F-series investments increased to 1.8mn from 1.2mn in 2019, and 110 deals were made in the A and B series.

Consumption patterns during COVID-19 have led to a shift in investment patterns towards edtech, gaming SaaS, and NBU.

Softbank, Temasek, Prosus Ventures, Sequoia Capital, and Tiger Global were the VC firms that led startup funding.

Udaan, PharmEasy, Meesho, Entropik Tech, Byju’s and Dunzo among others raised a significant amount of the funding.

Indian venture capital (VC) firms have raised an investment of US$ 17.2bn in the January-July 2021 period, according to reports by The Indian Private Equity and Venture Capital Association (IVCA) and Venture Intelligence (VI). This is significantly higher than the investments made by VCs in the last couple of years with US$ 11.1bn worth of investments being made in 2020 and US$ 13bn in 2019. 

Seed funding is also seen to have increased from 1.2mn in 2019 to 1.8mn in 2021, with 110 deals being made in Series A and B funding. Some of the leading VC firms in the 2019-21 period include Softbank Corp, Sequoia Capital, Tiger Global, Prosus Ventures, and Temasek. Investors who raised the maximum amount of capital during the period include Mirae Asset Global Investments (US$ 91mn) and Matrix Partners (US$ 110 mn). 

According to the reports, growth stage deals increased exponentially in 2021 at US$ 7.5 mn from US$ 4.9mn in 2020. Furthermore, the migration to digital payments and e-services has bolstered investor sentiment in the ecosystem as evidenced by startups like HealthifyMe, Dunzo, Meesho, Byju’s, Udaan, PharmEasy and Entropik Tech taking a lion’s share of the funding raised. 

While fintech, e-commerce, entertainment and logistics sectors were the priority sectors for venture capital investment earlier, in the covid period a bulk of the investments have shifted towards Software as a Service (SaaS), gaming, edtech, and Next Billion Users (NBU) sectors among others.

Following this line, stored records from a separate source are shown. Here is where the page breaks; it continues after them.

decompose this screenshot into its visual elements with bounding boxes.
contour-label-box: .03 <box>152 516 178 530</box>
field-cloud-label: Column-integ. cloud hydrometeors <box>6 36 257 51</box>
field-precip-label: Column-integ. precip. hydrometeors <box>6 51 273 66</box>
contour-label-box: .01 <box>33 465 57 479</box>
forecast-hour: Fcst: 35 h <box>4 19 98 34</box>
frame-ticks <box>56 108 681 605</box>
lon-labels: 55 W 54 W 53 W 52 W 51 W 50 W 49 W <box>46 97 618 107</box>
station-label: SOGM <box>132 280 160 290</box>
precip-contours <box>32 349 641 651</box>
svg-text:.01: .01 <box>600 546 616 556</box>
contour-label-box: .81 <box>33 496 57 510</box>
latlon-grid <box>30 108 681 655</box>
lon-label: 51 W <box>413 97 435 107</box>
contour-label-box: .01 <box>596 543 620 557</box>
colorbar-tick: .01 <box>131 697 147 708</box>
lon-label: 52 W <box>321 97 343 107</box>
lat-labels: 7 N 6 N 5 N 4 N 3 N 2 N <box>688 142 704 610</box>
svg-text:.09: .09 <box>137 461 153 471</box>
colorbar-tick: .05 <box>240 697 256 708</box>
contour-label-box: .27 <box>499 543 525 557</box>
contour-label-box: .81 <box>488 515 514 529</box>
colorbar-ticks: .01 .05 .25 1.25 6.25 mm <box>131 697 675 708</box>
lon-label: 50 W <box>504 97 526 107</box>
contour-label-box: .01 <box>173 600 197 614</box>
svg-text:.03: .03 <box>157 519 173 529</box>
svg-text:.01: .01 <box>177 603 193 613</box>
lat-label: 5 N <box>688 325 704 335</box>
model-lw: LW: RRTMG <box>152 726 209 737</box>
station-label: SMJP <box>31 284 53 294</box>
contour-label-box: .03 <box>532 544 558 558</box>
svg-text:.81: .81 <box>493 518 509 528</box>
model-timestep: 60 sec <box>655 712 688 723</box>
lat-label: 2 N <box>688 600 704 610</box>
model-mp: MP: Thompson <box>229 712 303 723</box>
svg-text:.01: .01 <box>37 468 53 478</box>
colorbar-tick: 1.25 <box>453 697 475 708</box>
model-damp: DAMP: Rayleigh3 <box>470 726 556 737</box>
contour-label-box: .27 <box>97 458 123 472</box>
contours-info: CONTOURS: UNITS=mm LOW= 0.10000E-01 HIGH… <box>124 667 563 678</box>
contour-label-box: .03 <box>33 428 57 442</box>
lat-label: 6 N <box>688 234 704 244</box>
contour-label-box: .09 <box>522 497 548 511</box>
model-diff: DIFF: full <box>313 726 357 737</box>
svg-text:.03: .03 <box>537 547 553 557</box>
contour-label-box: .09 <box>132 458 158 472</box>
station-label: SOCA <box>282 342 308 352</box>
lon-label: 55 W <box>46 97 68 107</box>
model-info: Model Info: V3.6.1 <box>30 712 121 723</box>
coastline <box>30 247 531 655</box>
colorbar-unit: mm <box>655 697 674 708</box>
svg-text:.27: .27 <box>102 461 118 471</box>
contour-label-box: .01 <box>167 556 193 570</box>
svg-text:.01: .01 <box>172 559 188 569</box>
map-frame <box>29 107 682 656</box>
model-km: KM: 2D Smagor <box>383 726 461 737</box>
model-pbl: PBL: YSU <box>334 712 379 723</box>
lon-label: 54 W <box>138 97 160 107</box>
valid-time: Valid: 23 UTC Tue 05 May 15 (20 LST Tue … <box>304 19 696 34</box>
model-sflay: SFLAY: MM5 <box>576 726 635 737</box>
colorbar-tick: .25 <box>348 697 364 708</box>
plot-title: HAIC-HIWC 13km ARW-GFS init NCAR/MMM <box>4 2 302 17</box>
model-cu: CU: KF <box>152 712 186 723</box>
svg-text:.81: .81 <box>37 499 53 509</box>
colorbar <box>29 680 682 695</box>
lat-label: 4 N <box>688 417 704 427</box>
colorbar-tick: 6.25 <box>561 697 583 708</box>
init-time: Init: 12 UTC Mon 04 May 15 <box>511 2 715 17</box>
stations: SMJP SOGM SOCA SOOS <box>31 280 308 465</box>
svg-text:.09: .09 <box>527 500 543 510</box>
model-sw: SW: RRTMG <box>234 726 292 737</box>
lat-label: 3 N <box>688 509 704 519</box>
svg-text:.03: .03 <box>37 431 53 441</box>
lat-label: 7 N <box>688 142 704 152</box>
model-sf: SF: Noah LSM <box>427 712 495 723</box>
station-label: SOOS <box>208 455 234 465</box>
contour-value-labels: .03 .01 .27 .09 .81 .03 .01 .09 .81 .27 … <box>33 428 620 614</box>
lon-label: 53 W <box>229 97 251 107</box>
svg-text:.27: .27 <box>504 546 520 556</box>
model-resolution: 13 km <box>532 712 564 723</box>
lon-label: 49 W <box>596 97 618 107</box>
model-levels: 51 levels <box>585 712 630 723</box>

Yet another paradigm shift has been with startups now having greater incentive to expand into diverse Indian markets as opposed to looking overseas for expansion. Experts anticipate the growth of 100 new unicorns by 2025 given the rate at which the sector is growing. 2020 saw the raising of more than US$ 100 mn worth of funding through 25 rounds. The creation of entities such as the National Startup Advisory Council and the GIFT City, complemented by future-forward policies like Aatmanirbhar Bharat are expected to facilitate significant growth in the Indian startup ecosystem.